Locke

Locke (2013) by Steven Knight

Una macchina in viaggio nella notte.
Un uomo solo in quell’auto in viaggio da Birmingham a Londra, verso la redenzione.
Il film si apre su un cantiere, il protagonista (un gigantesco Tom Hardy) sale in macchina per tornare a casa.
A un semaforo dopo un attimo di indecisione, la macchina svolta invece che verso la usuale direzione di casa, dalla parte opposta. Il protagonista cambia idea e improvvisamente cambia tutto.
Non si può raccontare il resto senza svelare quello che succede, si può dire soltanto che il film si svolge comunque tutto nello spazio angusto della macchina, in viaggio, tra telefonate difficili, personali e di lavoro, un racconto che passa attraverso le voci del protagonista Ivan Locke e dei suoi colleghi, della sua famiglia, di una donna che lo aspetta e di cui si deve occupare.

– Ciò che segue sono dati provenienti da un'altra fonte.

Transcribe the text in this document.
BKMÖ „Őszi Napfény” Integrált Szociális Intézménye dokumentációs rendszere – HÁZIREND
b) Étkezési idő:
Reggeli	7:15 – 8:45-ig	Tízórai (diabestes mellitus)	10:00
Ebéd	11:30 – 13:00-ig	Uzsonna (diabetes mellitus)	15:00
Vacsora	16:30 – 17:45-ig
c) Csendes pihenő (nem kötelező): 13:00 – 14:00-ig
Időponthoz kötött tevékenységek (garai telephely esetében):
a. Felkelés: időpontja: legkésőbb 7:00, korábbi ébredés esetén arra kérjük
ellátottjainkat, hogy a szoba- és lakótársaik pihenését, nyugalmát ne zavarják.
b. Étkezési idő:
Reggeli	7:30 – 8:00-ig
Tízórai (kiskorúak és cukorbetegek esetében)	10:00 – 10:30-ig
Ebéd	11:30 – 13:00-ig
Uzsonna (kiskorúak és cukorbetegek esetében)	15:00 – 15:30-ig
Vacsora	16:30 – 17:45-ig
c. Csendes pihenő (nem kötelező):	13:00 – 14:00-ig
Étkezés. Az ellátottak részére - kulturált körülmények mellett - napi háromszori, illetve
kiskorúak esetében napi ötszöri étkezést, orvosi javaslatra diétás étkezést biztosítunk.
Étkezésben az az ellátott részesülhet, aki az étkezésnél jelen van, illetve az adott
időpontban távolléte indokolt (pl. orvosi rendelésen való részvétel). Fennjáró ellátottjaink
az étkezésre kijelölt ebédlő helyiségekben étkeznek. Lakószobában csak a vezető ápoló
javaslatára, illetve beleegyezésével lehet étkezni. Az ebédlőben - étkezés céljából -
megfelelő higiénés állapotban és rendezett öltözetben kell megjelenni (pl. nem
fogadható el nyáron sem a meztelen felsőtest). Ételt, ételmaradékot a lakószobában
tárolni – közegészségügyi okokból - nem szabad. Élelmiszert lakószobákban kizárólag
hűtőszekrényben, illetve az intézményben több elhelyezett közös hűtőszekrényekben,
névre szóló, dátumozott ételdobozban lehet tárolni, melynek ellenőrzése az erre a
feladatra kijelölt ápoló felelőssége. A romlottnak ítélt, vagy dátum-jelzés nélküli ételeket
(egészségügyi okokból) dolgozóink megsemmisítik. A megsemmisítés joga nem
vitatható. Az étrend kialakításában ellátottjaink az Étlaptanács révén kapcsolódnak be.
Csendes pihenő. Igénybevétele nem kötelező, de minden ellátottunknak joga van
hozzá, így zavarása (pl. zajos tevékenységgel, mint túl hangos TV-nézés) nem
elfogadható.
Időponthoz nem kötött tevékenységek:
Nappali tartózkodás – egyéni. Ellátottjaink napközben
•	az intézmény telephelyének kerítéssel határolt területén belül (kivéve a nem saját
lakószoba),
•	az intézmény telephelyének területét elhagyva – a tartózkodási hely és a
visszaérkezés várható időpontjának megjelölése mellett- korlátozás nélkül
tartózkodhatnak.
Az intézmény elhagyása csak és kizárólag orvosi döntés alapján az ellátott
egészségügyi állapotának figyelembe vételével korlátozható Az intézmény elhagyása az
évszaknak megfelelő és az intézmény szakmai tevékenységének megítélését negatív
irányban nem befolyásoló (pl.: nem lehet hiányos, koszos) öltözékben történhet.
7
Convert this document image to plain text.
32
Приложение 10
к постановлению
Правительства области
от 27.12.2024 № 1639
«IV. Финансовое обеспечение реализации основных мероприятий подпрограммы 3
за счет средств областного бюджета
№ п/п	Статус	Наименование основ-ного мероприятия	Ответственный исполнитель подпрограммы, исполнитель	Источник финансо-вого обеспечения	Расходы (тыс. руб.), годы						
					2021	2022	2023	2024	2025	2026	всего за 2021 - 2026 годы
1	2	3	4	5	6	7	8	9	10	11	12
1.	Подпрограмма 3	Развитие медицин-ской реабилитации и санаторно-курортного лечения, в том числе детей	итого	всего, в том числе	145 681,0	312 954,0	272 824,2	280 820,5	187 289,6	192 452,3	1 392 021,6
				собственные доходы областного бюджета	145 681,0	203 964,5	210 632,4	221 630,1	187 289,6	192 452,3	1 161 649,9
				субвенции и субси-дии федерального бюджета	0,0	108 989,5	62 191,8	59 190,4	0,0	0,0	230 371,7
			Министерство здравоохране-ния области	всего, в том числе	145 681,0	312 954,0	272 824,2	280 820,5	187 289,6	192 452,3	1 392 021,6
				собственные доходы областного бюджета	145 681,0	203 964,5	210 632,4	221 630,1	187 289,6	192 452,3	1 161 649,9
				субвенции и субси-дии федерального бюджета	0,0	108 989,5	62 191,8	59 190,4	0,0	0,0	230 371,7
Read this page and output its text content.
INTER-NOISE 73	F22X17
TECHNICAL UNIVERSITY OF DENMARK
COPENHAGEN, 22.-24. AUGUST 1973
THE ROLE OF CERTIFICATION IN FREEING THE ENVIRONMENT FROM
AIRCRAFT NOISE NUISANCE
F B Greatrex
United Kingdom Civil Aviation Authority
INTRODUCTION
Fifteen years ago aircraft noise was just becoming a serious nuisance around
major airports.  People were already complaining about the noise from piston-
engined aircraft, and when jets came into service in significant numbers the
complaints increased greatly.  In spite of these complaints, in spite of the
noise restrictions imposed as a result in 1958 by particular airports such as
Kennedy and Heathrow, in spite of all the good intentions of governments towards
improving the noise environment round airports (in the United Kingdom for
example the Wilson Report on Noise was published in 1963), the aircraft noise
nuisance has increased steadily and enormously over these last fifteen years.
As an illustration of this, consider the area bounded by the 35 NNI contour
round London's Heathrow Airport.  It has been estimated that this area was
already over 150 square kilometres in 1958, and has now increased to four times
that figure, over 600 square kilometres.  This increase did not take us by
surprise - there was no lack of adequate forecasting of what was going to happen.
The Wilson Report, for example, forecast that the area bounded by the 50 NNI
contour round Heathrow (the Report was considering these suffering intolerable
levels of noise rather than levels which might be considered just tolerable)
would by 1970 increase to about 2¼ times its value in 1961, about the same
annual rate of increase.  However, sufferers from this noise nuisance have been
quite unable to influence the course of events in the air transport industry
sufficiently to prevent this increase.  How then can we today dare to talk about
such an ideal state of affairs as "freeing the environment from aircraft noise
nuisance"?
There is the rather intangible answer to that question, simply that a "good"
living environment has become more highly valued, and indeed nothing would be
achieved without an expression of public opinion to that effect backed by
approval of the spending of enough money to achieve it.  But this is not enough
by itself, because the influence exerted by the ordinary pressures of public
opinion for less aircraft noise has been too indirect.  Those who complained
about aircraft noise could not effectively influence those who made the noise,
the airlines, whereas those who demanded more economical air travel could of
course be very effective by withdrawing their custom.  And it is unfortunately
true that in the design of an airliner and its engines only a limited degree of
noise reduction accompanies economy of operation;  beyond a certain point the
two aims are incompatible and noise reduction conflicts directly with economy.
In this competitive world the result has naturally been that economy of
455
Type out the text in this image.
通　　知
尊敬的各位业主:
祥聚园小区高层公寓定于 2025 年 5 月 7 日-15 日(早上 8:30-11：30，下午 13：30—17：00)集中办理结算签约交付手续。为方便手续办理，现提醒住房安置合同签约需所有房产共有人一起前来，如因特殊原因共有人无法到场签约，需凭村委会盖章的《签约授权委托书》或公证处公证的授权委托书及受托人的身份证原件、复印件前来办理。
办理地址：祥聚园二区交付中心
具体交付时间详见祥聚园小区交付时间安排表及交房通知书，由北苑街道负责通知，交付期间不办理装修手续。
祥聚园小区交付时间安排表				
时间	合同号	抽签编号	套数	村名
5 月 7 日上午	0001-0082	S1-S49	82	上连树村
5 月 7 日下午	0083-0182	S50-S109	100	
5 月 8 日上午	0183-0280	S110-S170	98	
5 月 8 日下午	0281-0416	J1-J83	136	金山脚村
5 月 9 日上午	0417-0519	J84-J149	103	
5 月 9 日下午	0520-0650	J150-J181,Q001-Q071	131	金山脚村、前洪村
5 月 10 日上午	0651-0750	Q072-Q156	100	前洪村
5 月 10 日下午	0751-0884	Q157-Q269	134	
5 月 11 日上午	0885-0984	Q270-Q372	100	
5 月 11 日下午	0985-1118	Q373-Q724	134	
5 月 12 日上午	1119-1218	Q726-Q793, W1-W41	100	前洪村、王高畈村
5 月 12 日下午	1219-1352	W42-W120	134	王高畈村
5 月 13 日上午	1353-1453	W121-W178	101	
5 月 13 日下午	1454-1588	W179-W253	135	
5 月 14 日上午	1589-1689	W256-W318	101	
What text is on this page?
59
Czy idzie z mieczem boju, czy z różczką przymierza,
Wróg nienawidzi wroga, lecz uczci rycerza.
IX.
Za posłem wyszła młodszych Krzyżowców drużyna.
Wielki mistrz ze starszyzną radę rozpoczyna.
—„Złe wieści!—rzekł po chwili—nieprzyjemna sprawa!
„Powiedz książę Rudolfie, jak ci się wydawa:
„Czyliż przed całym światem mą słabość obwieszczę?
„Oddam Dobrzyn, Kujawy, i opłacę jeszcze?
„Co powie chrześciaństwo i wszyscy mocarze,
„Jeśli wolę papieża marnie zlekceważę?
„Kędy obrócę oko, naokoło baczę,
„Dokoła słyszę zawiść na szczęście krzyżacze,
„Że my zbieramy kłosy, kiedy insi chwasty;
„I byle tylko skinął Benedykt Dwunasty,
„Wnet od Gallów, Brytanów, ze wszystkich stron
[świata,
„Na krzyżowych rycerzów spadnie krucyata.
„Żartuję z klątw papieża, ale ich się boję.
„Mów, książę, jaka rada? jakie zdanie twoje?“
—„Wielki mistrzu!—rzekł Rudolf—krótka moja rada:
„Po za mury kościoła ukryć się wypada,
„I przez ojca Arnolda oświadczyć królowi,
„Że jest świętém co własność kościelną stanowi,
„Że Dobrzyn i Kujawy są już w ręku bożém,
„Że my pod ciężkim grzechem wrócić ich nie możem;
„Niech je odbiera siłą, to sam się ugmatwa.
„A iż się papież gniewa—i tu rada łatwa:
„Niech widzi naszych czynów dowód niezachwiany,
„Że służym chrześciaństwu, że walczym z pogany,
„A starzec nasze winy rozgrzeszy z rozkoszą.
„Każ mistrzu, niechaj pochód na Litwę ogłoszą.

Improvvisamente un uomo che ha un lavoro importante e una famiglia, perde tutto quanto in un attimo per tenere fede a una promessa e prendersi le sue responsabilità.
Nell’abitacolo della macchina si consumano piccole tragedie, grandi dolori, ansie, preoccupazioni, rese dei conti personali con il proprio passato e anche inaspettate buone notizie.
Un piccolo, grande film costruito e sorretto da una sola idea, con un attore solo, circondato dalle voci che sono la sua vita. Un film che più minimalista di così è difficile anche da pensare, diretto in tempo reale, in continuità temporale.
Una sceneggiatura sostenuta da una ottima scrittura fatta tutta di dialoghi, ognuno dei quali illumina con squarci di luce la vita di Locke alla guida della sua macchina.
E forse alla fine di questa notte fatta di oscurità rotta solo dalle luci abbaglianti di altri veicoli e altre solitudini in corsa, alla fine di un viaggio nel quale si muore e si rinasce, ecco, alla fine di tutto questo, c’e’ anche un pizzico di speranza.